With the growing share of photovoltaic (PV) solar energy in the global energy generation capacity, building-integrated photovoltaics (BIPV) gains increasing importance. For BIPV, aesthetical factors, such as color, play a larger role than for large industrial PV fields. The structural color of PV modules and surface texturing for minimizing reflective losses and for self-cleaning have to be considered for accurately estimating the optical performance and, subsequently, the annual energy yield. This raises several issues which are hardly considered in state-of-the-art numerical methods, which are used for planning PV systems and for estimating their performance: Which specific module surface treatments ensure maximum energy yield? How does the module appear visually to an observer throughout the day and year? How do the spectral albedo of the surroundings, local weather conditions and local shadowing affect the result? How can the complex environments in building-integrated and bifacial solar modules be simulated as efficiently as possible?

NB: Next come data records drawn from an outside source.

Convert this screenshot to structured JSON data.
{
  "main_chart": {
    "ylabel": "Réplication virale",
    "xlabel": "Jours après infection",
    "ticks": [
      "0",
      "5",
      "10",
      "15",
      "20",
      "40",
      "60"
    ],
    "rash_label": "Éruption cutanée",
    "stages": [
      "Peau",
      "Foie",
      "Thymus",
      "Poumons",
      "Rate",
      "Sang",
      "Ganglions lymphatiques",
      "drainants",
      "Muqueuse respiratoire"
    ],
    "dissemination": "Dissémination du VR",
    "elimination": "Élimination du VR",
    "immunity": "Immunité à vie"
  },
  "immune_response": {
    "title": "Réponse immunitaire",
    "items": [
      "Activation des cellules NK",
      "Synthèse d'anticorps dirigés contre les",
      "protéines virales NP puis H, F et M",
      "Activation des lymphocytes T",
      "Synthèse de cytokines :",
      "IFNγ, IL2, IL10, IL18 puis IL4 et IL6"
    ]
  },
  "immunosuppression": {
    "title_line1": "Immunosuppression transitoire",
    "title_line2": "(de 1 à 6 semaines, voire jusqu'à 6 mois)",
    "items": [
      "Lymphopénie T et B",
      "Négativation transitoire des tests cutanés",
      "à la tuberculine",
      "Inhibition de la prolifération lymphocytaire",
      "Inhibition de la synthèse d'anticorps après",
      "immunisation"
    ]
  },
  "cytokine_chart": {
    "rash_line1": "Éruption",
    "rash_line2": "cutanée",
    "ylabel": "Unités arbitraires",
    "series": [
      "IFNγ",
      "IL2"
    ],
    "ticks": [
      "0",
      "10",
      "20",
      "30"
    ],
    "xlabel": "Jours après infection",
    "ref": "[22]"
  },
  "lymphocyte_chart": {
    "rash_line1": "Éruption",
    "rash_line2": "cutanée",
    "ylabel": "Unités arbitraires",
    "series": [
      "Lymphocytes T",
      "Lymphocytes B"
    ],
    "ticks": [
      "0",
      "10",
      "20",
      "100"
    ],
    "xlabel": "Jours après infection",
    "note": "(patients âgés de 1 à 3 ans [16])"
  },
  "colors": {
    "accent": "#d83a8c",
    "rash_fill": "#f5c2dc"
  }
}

This project aims to develop an all-encompassing optical modeling and optimization toolbox for individual PV modules considering the full optical circumstances from specifically textured module surfaces to local solar irradiance conditions. Together with urban planners and architects, desirable color effects will be identified. Metrics will be developed in order to quantify the aesthetical effect of color appearance of BIPV modules. The PhD student will model PV modules with different textured surfaces and coloring techniques, and account for shadowing and spectral reflection of the surroundings, e.g. from overgrown ground and trees.